AJ Suede & Small Professor, Hundred Year Darkness (buy it / stream it)
Seattle-based rapper AJ Suede goes bicoastal for his second album of 2022, teaming up with Wrecking Crew producer Small Professor out of Philly. Where his preceding Metatron's Cube with Televangel felt noirish and intimate, Hundred Year Darkness embarks on an epic rhyme odyssey set to exceedingly open and airy bap instrumentals. Packing verses like ballot boxes, he confidently crams unlikely references into one another, executing marvelously on "Full Metal Chimera" and "Maybach Mobile Suit." Though Defcee, Teller Bank$, and Fatboi Sharif each make memorable features, he owns the off-kilter "All Your Base" and "Enterprise" all on his own. Both artists appear to be in the zone here, creatively speaking, with Small Pro revisiting "Apologize Later" and "Drano" with twin remixes at the end.
Dark Lo & Don Gunna, The Graveyard (buy it / stream it)
Prior to his sentencing last summer, Philadelphia's Dark Lo spent much of his remaining free time recording a plethora of new music to be released while locked up. Some of those verses seem to have made it onto The Graveyard, a seven-track joint project with rapper Don Gunna, also presently incarcerated. Over some downright gloomy bap beats by apparent newcomer No Face, the duo trade exceedingly blunt bars on tracks like "Blakk & Deadly" and "Out Of Order." Street code declarations and unvarnished accounts of violence dominate their themes, evident on the lacerating lyrics of "Dark Alley" and "3 A.M." Eto enters the mix on "Graveyards & Skeletons," adding his own coldness to this icy cut.
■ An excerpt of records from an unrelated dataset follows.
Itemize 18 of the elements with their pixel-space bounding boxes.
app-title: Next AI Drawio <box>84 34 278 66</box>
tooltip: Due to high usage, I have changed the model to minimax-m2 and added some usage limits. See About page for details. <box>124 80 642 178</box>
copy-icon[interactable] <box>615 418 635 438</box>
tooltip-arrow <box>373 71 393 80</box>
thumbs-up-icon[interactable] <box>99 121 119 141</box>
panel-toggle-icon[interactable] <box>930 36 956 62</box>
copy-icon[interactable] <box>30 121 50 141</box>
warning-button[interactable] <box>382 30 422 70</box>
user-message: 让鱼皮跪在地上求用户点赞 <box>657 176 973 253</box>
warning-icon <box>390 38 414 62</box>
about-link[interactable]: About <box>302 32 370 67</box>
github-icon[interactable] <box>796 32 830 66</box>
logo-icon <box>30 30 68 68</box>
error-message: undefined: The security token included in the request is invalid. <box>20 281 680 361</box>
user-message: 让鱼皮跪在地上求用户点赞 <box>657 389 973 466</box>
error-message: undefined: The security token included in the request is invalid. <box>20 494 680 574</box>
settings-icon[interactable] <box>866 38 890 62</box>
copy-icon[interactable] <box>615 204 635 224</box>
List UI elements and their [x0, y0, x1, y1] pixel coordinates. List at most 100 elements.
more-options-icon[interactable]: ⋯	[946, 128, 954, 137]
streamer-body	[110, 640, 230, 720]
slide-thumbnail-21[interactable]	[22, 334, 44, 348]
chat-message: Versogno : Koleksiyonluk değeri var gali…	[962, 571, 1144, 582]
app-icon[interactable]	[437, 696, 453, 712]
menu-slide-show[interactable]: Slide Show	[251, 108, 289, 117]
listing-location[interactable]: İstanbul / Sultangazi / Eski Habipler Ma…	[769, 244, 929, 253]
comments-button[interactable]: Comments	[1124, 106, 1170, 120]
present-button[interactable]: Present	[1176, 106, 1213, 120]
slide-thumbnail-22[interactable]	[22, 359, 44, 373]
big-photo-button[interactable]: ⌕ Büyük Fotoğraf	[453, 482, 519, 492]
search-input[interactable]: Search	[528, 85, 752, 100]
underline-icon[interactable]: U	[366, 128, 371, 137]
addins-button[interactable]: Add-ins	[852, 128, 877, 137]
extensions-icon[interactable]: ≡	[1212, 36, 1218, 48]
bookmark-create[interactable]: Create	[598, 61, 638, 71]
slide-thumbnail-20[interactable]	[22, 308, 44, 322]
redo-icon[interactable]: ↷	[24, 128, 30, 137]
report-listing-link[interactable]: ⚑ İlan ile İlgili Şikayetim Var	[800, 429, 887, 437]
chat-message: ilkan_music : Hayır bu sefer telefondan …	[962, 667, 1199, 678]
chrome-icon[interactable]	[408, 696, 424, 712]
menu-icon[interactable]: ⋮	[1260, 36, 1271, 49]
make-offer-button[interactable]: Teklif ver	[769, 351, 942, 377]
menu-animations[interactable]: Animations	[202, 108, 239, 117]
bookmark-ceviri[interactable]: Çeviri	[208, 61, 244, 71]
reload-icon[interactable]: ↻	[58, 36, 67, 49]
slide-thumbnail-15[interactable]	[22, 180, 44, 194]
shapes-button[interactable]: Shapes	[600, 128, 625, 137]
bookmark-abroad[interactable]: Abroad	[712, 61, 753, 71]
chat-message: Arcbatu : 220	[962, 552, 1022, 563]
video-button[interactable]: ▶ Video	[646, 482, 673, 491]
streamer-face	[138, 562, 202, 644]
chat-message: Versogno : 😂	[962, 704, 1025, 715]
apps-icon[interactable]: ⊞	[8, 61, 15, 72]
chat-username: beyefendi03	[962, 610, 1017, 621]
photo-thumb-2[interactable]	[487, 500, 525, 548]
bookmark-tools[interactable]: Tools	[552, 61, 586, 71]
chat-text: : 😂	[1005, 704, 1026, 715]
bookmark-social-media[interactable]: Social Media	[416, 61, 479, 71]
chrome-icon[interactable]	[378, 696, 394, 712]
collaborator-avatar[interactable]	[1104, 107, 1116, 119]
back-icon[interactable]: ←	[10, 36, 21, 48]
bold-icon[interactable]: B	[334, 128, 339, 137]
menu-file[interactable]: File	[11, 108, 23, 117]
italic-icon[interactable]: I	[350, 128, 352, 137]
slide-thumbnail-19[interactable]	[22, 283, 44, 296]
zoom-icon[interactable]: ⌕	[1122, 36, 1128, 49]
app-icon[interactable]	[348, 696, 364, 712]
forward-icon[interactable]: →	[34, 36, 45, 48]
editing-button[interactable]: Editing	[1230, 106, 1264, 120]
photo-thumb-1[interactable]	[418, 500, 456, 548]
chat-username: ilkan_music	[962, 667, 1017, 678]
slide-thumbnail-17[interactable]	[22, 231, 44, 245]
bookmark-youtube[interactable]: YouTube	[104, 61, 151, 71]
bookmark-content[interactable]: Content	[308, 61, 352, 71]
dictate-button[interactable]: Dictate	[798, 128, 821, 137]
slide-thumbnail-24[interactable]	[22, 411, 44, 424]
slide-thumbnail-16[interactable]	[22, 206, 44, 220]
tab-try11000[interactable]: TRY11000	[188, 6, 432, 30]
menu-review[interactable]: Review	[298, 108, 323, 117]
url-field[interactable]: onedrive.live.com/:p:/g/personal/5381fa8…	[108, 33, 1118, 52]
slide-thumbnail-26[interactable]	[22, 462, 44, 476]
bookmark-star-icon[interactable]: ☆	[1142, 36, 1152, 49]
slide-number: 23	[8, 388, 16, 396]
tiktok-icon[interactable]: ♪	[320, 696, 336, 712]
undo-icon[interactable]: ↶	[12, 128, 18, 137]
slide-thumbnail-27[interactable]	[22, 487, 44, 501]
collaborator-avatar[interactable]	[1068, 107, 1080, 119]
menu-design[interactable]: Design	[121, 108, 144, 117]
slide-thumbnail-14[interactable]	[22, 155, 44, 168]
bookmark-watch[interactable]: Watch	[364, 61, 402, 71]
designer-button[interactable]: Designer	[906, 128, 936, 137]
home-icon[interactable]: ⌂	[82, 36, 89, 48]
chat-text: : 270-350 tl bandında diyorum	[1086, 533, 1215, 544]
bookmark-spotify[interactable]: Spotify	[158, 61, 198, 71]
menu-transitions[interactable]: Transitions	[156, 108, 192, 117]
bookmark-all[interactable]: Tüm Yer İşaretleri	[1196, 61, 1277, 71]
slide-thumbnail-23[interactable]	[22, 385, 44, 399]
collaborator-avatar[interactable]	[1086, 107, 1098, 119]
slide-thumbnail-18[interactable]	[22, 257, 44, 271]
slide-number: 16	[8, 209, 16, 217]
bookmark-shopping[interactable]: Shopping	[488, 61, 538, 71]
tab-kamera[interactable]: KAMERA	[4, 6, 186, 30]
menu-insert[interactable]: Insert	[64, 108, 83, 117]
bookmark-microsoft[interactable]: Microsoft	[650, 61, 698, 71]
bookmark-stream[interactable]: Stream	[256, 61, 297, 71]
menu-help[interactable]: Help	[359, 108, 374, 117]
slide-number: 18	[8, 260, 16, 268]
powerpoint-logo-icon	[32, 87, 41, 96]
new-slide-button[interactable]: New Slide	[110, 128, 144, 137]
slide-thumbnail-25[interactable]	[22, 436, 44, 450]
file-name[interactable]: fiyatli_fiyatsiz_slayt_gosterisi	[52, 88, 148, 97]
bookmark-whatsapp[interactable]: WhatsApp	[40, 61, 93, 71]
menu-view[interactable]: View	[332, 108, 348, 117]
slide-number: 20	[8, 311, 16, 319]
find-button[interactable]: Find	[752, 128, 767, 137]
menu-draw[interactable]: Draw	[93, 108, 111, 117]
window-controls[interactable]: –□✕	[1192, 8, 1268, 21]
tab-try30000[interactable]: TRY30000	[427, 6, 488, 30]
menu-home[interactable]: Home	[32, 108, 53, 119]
Defcee & Boathouse, For All Debts Public And Private (buy it / stream it)
While Defcee has been spitting for something like a decade and a half, his 2021 projects We Dressed The City With Our Names with August Fanon and Trapdoor with Messiah Musik saw the Chicago rapper truly come into his own. Continuing that single-producer streak, his latest one partners him with BoatHouse, who provides pristine new boom bap for the focused emcee. Right from the start there's a distinct point of view, as "Even (Intro)" deploys sharp barbs at those who plunder his city and its people. Later, on "Qtna," he poignantly captures the everpresent dread of financial insecurity and living while debt looms. Still, the album isn't all pointed accusations and condemnation, proven by the hip-hop hunger and heart present on "Dunk Contest" and the Wu-nodding "Bubble Coat."